I'm am trying to call the to_dict function on the following DataFrame:
import pandas as pd
data = {"a": [1,2,3,4,5], "b": [90,80,40,60,30]}
df = pd.DataFrame(data)
a b
0 1 90
1 2 80
2 3 40
3 4 60
4 5 30
df.reset_index().to_dict("r")
[{'a': 1, 'b': 90, 'index': 0},
{'a': 2, 'b': 80, 'index': 1},
{'a': 3, 'b': 40, 'index': 2},
{'a': 4, 'b': 60, 'index': 3},
{'a': 5, 'b': 30, 'index': 4}]
However my problem occurs if I perform a float operation on the dataframe, which mutates the index into a float:
(df*1.0).reset_index().to_dict("r")
[{'a': 1.0, 'b': 90.0, 'index': 0.0},
{'a': 2.0, 'b': 80.0, 'index': 1.0},
{'a': 3.0, 'b': 40.0, 'index': 2.0},
{'a': 4.0, 'b': 60.0, 'index': 3.0},
{'a': 5.0, 'b': 30.0, 'index': 4.0}]
Can anyone explain the above behaviour or recommend a workaround, or verify whether or not this could be a pandas bug? None of the other outtypes in the to_dict method mutates the index as shown above.

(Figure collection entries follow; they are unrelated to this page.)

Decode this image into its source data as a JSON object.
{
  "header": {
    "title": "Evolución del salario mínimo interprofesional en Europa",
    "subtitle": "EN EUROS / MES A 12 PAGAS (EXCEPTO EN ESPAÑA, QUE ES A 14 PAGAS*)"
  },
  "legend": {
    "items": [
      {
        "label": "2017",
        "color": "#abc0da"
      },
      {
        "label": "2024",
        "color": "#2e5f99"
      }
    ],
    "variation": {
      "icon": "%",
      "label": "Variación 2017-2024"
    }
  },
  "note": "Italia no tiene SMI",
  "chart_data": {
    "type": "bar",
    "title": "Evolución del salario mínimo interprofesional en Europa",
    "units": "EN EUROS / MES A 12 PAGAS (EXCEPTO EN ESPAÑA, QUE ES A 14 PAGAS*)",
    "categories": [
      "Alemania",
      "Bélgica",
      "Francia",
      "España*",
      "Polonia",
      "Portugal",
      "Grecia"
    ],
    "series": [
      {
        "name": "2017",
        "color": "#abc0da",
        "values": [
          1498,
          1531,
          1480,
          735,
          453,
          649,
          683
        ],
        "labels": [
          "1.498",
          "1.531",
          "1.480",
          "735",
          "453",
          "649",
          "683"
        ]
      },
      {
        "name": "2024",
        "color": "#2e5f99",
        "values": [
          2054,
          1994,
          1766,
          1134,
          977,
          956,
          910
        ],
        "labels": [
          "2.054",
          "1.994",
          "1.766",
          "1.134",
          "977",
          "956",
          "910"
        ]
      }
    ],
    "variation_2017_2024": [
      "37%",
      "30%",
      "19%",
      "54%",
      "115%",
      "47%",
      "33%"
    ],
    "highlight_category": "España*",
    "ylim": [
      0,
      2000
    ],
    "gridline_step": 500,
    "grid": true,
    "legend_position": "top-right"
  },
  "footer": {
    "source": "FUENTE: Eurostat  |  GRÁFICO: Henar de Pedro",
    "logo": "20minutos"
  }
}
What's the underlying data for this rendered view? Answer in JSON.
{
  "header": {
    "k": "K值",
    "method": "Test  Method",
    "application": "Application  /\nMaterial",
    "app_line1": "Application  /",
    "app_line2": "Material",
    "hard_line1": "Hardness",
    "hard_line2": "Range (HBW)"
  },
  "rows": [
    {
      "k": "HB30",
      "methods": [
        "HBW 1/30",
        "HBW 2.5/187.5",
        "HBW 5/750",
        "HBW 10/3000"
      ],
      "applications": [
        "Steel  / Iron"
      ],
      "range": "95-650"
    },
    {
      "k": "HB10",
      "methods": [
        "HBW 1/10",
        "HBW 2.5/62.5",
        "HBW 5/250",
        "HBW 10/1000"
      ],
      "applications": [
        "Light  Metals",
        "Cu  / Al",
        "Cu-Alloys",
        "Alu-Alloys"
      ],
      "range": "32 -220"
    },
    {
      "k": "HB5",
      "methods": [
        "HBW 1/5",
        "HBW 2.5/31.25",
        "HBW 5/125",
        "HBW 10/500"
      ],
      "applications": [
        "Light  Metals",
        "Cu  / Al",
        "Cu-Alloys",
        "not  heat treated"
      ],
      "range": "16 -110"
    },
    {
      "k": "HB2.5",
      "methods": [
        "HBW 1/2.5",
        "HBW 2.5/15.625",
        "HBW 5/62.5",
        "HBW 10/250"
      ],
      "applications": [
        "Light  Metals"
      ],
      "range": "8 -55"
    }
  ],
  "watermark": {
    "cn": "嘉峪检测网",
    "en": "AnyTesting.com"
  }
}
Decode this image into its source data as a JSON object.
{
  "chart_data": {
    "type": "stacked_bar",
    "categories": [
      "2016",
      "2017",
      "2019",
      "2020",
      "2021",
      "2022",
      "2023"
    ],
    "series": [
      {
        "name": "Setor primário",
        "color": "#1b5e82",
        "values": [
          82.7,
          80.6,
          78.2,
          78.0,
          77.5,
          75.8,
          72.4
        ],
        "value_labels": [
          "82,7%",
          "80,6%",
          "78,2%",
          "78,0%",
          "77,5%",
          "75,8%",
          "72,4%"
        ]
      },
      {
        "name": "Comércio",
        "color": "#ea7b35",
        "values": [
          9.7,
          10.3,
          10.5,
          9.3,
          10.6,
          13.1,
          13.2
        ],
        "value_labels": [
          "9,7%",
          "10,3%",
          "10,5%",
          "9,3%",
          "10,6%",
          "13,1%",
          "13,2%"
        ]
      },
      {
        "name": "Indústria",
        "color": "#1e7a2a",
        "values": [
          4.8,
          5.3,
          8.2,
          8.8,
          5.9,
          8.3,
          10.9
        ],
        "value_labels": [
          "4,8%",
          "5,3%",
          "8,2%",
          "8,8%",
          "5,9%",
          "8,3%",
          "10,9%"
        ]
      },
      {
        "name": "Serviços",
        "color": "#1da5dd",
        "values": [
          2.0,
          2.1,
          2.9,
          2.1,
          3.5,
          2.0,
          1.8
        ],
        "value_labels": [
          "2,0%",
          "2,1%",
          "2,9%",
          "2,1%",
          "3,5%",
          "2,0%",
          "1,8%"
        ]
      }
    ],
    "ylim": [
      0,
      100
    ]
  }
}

I've replicated this on both pandas 0.14 and 0.18 (latest)
Many thanks!
link to stackoverflow: http://stackoverflow.com/questions/36548151/pandas-to-dict-changes-index-type-with-outtype-records
Nothing to do with the index, just the fact that you have any float dtypes in the data
data = {"a": [1.0,2,3,4,5], "b": [90,80,40,60,30]}
In [19]: df.to_dict("records")
Out[19]:
[{'a': 1.0, 'b': 90.0},
{'a': 2.0, 'b': 80.0},
{'a': 3.0, 'b': 40.0},
{'a': 4.0, 'b': 60.0},
{'a': 5.0, 'b': 30.0}]
If you look at the code, we use DataFrame.values, which returns a NumPy array, which must have a single dtype (float64 in this case).
We probably don't need to use .values here.
Thanks for your response. It there a possible workaround that I can use in the meantime?
Something like
In [28]: [x._asdict() for x in df.itertuples()]
Out[28]:
[OrderedDict([('Index', 0), ('a', 1.0), ('b', 90)]),
OrderedDict([('Index', 1), ('a', 2.0), ('b', 80)]),
OrderedDict([('Index', 2), ('a', 3.0), ('b', 40)]),
OrderedDict([('Index', 3), ('a', 4.0), ('b', 60)]),
OrderedDict([('Index', 4), ('a', 5.0), ('b', 30)])]
That's an OrderedDict using namedtuple._asdict, you can write dict comprehension if you want a regular one.
Thanks :)
Though one could argue that this result is correct as we don't support mixed types in int-float when doing a cross-section, IOW:
In [10]: (df*1.0).reset_index().iloc[1]
Out[10]:
index 1.0
a 2.0
b 80.0
Name: 1, dtype: float64
this is somewhat related to #12532, meaning that we should be iterating directly over (which already does the proper coercion), rather that doing a specific coercion in .to_dict().
giong to mark this an an API issue that needs discussion. This would actually be a fairly large change to correctly change this (though to be honest I think the current behavior is fine).
Note for future seekers - I'm trying to combine multiple pandas objects into one nested json structure.
Since to_json doesn't work in this case (manipulating json strings is hard), you might try to do to_dict(orient="records"), and combine the results of the to_dict()s into a bigger object, and do json.dumps on that. But because of this bug, you can't do that without screwing with the types of everything.
So then you might try doing @TomAugspurger's solution but you might find that for some reason it won't convert numpy types to python types, like to_dict() does, which makes json.dumps() fail.
My workaround solution is to do to_json() which gives you a correct json string with correct types, then do json.loads() on that to get python objects corresponding to that string, which you then put together whichever way you want (e.g. big_obj = {"a": df_a_json, "b": df_b_json}) and then run json.dumps on the whole thing. It's roundabout but it's the closest general solution I found without having to muck about with type conversions myself!
def to_records(df):
"""Replacement for pandas' to_dict(orient="records") which has trouble with
upcasting ints to floats in the case of other floats being there.
https://github.com/pandas-dev/pandas/issues/12859
"""
import json
return json.loads(df.to_json(orient="records"))
馃憤 There is an issue somewhere .to_dict using python types.